I’ve been sick.
I mean, really, really sick. For about a week. I think the doctor called it acute pharyngitis, which sounds like a fancy way of saying “sore throat” but was oh so much more than that.
So after a trip to urgent care where I received a nebulizer treatment and a prescription for steroids, I spent the day in my daughter’s room with a humidifier and diffuser on full blast, being brought cups of tea and having my temperature taken regularly by my children, which, if I had felt better, might have caused my heart to swell with pride (it’s doing it a little bit now).
But I was so sick I just sat there propped up on pillows and tried not to cough, because my cough was a croupy cough that is somewhat common in children but rare in adults.
Of course. I couldn’t get sick the normal way. I had to be rare.
My takeaway from the trip to urgent care was that if, upon arriving, you find that the receptionist is snippy and operating under the mistaken idea that the word “urgent” on the sign outside translates as “what’s the rush,” a good way to galvanize her into not only action but an awareness that her job actually does involve people who are sick, and not just paperwork and printers, is to sit in the waiting room coughing at regular intervals with a high-pitched barking sound that makes everyone within earshot wince.
I must admit I breathed deeply a few times just to trigger a cough or two.
And it worked. She suddenly had a change of attitude and became very sympathetic and solicitous, right up until I left and she admonished me sincerely to rest up and feel better.
I finally got my steroids later in the day, after the pharmacy rejected the first prescription, saying “use as directed” was not sufficient instruction from the doctor for them to fill it. When my daughter brought the prescription to me we had a moment of hilarity, because the “better” instructions read,
“Take all four tablets by mouth now.”
Feeling a little like Alice in Wonderland, I obeyed, silencing the voice of the English Teacher in my head, who was complaining about the relativity of the word “now.”
At any rate, that was yesterday. This morning I woke up feeling better. I sprang out of bed at 6 a.m., marveling at the fact that I felt like a human being again, and immediately set to cleaning the kitchen, until my 24 year old daughter got up and glared me back to the couch.
Because the funny thing is, once I took stock, I realized that I don’t actually feel WELL. I still have a terrible headache, I can’t hear out of my right ear, my sinuses are swollen and if I breathe too deeply a toned-down version of the Tortured Seal Cough emits from my throat. And I’m still exhausted.
So if yesterday, and the preceding five days of malaise, hadn’t happened, I’d be feeling pretty sorry for myself and canceling plans for the day.
But taking it in perspective, today is a good day, and I feel okay.
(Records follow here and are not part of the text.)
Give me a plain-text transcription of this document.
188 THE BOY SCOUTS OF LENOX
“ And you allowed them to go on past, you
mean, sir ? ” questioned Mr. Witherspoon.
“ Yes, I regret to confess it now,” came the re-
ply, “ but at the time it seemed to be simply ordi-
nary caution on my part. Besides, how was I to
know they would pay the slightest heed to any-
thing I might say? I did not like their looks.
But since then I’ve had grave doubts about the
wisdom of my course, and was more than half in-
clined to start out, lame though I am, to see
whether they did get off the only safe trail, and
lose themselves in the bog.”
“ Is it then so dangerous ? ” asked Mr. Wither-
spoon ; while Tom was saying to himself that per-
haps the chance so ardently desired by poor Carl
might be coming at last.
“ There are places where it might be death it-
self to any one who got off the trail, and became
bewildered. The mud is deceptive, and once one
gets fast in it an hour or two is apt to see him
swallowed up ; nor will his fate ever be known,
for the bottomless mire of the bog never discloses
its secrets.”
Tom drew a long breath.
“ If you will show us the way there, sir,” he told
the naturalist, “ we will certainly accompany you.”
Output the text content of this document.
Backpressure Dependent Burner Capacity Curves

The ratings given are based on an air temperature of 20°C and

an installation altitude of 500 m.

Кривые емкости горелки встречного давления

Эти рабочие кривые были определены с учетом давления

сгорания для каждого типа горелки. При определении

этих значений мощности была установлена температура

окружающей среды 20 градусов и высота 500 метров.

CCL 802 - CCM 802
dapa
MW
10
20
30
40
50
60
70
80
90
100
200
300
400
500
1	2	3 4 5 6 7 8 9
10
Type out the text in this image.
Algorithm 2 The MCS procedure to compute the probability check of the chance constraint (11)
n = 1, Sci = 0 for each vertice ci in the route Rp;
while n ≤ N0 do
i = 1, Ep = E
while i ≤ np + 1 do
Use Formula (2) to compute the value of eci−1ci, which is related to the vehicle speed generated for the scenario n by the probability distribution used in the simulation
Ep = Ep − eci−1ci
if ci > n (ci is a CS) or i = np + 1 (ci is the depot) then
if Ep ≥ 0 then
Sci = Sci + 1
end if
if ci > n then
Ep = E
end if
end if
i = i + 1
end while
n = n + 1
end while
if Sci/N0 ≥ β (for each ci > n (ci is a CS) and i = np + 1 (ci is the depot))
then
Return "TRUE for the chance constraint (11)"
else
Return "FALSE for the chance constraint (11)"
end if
I’ve still canceled plans for the day, but I no longer feel like I’m dying.
Maybe it’s the albuterol (which got me higher than a kite) still lingering, or maybe it’s the enforced rest giving me time to think, but it’s made me quite philosophical.
Well, okay, I’m quite philosophical as a rule. You’ve probably figured that out by now. So let’s just say I’ve had time to think these past few days, where the month before has been a whirlwind of activity with moving my mother in and trying to sell her home.
But it’s made me draw parallels between the relief I’m feeling this morning and the relief I feel about the grace God has given me and the salvation He has provided.
Bear with me here….
Because the thing is, just as I’m so happy that I’m no longer running a fever and fearing that my airway might constrict completely (thanks to my 11th grade AP History professor, who loved to tell stories, including the one where George Washington died of a similar sore throat), I’m also grateful and relieved that the Lord has made a way for me to spend eternity in His presence, and that eventually all the worrisome things that take up so much of my time and energy here will be gone forever.
So you’d think that knowledge, that grace, should be sufficient. And, technically speaking, that grace IS sufficient.
But we forget. Life creeps up on us, pulls the rug out from under us and looms over us and we forget just how amazing heaven will be, just how amazing God’s grace is. Our focus gets distracted off the prize. Like Peter, we look at the waves around us and sink. Just as I know that today, if I get up again and try to clean that kitchen, I will probably forget that feeling of relief I had upon waking, because I will overdo it and start feeling awful again.
So before I forget, I want to capture that feeling of relief. I want to remind myself how, despite still feeling pretty sick, I could take stock of the situation and say, “Hey, I feel pretty good!”
So that when I get back to those 99 problems, I will remember that grace. Not in an “oh but it could be so much worse” kind of way, which is a tepid kind of comfort at best, but in true gratitude, wonder and relief.
So that on those days when I feel under water, when the balls are flying faster than I can juggle and the past rears its head to remind me of unresolved wounds and the future begins to look uncertain and bleak, I can stop and remember that these are really, REALLY, light and momentary troubles. That they are not the point. They are not all there is. They are simply the rocks and quagmires along the path I’m traveling.